Sometimes the Shapiro-Wilk test is applied in a hypothesis testing framework, but when it is applied as part of checking assumptions for another statistical test (like we’re doing here), one does not need to present it in a hypothesis test framework. However, the implied null hypothesis is that “The data are sampled from a population having a normal distribution”, and one does interpret the resulting P-value in the same way as usual, i.e. in relation to an \(\alpha\) level (see below).

We’ll make use of the shapiro.test function from base R stats package:

shapiro.test

Let’s use this on the biomassRatio variable in the “marine” dataset. We’ll assign the output to an object called “shapiro.result”, then we’ll have a look at the results.

The output from the shapiro.test function is not “tidy”, so we will use the tidy function from the broom package to make it tidy.

Here we go: we provide the function with the tibble name (“marine”) and the variable of interest after a “$”:

shapiro.result <- shapiro.test(marine$biomassRatio)

Now tidy the output:

shapiro.result.tidy <- tidy(shapiro.result)

Now look at the results:

shapiro.result.tidy
## # A tibble: 1 × 3
##   statistic    p.value method                     
##       <dbl>      <dbl> <chr>                      
## 1    0.8175 0.00008851 Shapiro-Wilk normality test

The tidy object includes:

  • The value of the test statistic for the Shapriro-Wilk test (although it is not shown, this test statistic is indicated with a “W”)
  • The P-value associated with the test (“p.value”)
  • The name of the test used (“method”)

Given that the P-value is less than a conventional \(\alpha\) level of 0.05, the test is telling us that the data do not conform to a normal distribution.
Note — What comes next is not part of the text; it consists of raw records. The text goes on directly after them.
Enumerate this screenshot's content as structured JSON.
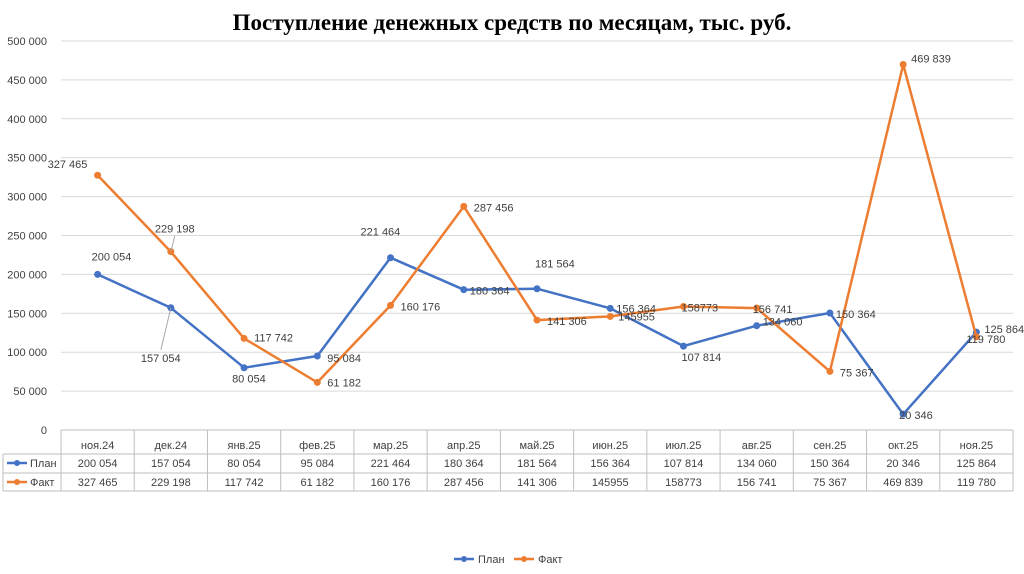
{
  "chart_data": {
    "type": "line",
    "title": "Поступление денежных средств по месяцам, тыс. руб.",
    "categories": [
      "ноя.24",
      "дек.24",
      "янв.25",
      "фев.25",
      "мар.25",
      "апр.25",
      "май.25",
      "июн.25",
      "июл.25",
      "авг.25",
      "сен.25",
      "окт.25",
      "ноя.25"
    ],
    "ylim": [
      0,
      500000
    ],
    "yticks": [
      0,
      50000,
      100000,
      150000,
      200000,
      250000,
      300000,
      350000,
      400000,
      450000,
      500000
    ],
    "ytick_labels": [
      "0",
      "50 000",
      "100 000",
      "150 000",
      "200 000",
      "250 000",
      "300 000",
      "350 000",
      "400 000",
      "450 000",
      "500 000"
    ],
    "grid": true,
    "legend": "bottom",
    "series": [
      {
        "name": "План",
        "color": "#4472C4",
        "values": [
          200054,
          157054,
          80054,
          95084,
          221464,
          180364,
          181564,
          156364,
          107814,
          134060,
          150364,
          20346,
          125864
        ],
        "labels": [
          "200 054",
          "157 054",
          "80 054",
          "95 084",
          "221 464",
          "180 364",
          "181 564",
          "156 364",
          "107 814",
          "134 060",
          "150 364",
          "20 346",
          "125 864"
        ]
      },
      {
        "name": "Факт",
        "color": "#ED7D31",
        "values": [
          327465,
          229198,
          117742,
          61182,
          160176,
          287456,
          141306,
          145955,
          158773,
          156741,
          75367,
          469839,
          119780
        ],
        "labels": [
          "327 465",
          "229 198",
          "117 742",
          "61 182",
          "160 176",
          "287 456",
          "141 306",
          "145955",
          "158773",
          "156 741",
          "75 367",
          "469 839",
          "119 780"
        ]
      }
    ]
  }
}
Of course we already knew that from our visual assessments!

Here’s an example statement:

The assumption of normality was checked visually using a normal quantile plot, and a Shapiro-Wilk test, which revealed evidence of non-normality (Shapiro-Wilk test, W = 0.82, P-value < 0.001).

Important: Visual assessments of normality are preferred, because the outcome of the Shapiro-Wilk test is sensitive to sample size: a small sample size will often yield a false negative, whereas very large sample sizes could yield false positives more than it should.